Hidden Hands Garden

Jim Ward, senior instructor of art and architectural history, speaks at the Hidden Hands Garden groundbreaking at Stono Preserve. (Photos provided)

The soil is rich at the College of Charleston at Stono Preserve – almost as rich as the history. And, with the new “Hidden Hands that Worked this Soil” teaching garden, the College’s Master of Science Environmental and Sustainability Studies Program (MES) is digging deep into both.

“We can grow more than crops,” Annette Watson, director of the MES Program and a political science professor, told the students, faculty and community members gathered at the teaching garden’s groundbreaking ceremony last month. “The stories we hope to tell through these plantings can tell not only about our many pasts, but also about a collaborative future.”

The history told by the plant species in the Hidden Hands Garden goes back to the Native American people who worked its land.

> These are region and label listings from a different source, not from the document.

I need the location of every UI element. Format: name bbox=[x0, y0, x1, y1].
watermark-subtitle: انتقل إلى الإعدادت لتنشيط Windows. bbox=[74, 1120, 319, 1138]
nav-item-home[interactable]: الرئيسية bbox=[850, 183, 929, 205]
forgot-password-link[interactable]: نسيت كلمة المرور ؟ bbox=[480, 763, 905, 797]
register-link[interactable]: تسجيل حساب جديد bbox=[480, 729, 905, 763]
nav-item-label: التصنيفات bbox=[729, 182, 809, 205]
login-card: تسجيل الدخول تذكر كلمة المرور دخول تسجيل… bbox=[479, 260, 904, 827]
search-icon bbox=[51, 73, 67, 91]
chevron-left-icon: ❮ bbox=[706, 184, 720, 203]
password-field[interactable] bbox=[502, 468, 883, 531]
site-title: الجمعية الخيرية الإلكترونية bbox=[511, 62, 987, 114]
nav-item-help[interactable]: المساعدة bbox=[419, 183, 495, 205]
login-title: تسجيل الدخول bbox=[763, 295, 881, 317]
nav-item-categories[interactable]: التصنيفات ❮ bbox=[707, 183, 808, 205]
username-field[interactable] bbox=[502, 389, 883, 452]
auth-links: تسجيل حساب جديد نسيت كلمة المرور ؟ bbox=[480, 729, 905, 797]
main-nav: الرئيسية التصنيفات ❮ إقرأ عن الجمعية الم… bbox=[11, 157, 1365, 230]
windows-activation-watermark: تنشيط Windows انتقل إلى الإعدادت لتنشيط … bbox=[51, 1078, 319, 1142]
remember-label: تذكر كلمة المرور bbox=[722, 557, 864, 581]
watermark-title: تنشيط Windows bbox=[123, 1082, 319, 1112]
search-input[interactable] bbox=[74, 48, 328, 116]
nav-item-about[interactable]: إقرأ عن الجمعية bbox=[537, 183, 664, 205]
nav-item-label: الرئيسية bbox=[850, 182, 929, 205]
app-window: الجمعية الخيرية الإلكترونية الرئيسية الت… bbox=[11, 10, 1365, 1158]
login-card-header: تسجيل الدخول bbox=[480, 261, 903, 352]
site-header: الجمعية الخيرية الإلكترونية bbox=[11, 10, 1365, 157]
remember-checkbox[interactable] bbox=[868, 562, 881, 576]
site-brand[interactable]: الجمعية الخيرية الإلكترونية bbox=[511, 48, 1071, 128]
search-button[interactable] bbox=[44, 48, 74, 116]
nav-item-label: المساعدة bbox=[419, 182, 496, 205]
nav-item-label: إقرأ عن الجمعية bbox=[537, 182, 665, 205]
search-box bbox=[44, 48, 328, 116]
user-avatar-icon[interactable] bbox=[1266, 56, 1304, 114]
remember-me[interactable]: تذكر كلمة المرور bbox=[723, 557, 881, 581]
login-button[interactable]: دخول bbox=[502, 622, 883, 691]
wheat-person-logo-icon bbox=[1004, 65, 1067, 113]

The garden is in close proximity not just to the grounds of the Yemassee War of 1715–1717 between native people and British settlers, however; it’s also close to the historical pathway of the Stono Rebellion of 1739, in which enslaved Africans marched for freedom. Because this rich history has not been well-recognized in the gardens or agricultural spaces around Charleston, the Hidden Hands Garden aims to bring to light the contributions of those early agriculturalists – and to learn from them.

“We’re calling it the Hidden Hands Garden, meaning the hidden labors and hidden knowledge of all the agriculturists in the area – especially folks that were enslaved on these plantations brought over from Africa – who used their indigenous traditions and a whole host of knowledge about plants and techniques to do sustainable agriculture,” says Watson, noting that it is important that the project is sure “to tell histories that are positive, true celebrations, rather than focus on telling histories that serve to continue to divide us. There is much to learn from the early agriculturalists, including the history of the human-environment system, and for the future of sustainable agriculture.”

The contributions of such early agriculturalists, says Lucy Davis, MES program coordinator and director of the Sustainable Agriculture Program, cannot be overstated.

“These agriculturalists imparted cultural knowledge crucial for the sustenance of generations of South Carolinians, and for the development of sustainable agriculture in the United States,” says Davis. “We will showcase the many types of produce they introduced to this area and highlight essential agricultural methodologies that have had an immense impact on sustainable agriculture today.”

Such sustainable methods include rice cultivation and companion planting. One example is the Native American technique of the “three sisters,” in which corn, squash and legumes are planted together to reduce water and labor requirements – and to help control pests and weeds. The garden will also include a provisioning bed featuring species such as okra, black-eyed peas and millet, brought over from West Africa during the Middle Passage.

“So, what we’re going to bring to light is kind of how these varieties got here,” says Davis. “For instance, African-American enslaved women would sew seeds into their skirts, knowing that they might be kidnapped and brought over, and they needed something to keep them alive. So, that’s how we got a lot of the different seeds here, and that’s never really spoken about. People don’t know that. So, it’s kind of cool to bring that to light and talk about how important that is. Like, ‘Where did we get okra from? Where did we get watermelon from? What is a sustenance crop? What is a cash crop? And how did that really transcend throughout this time from slavery to now?'”

Indeed, there’s a lot growing in the Hidden Hands Garden – and what we learn there might just change the landscape of the future.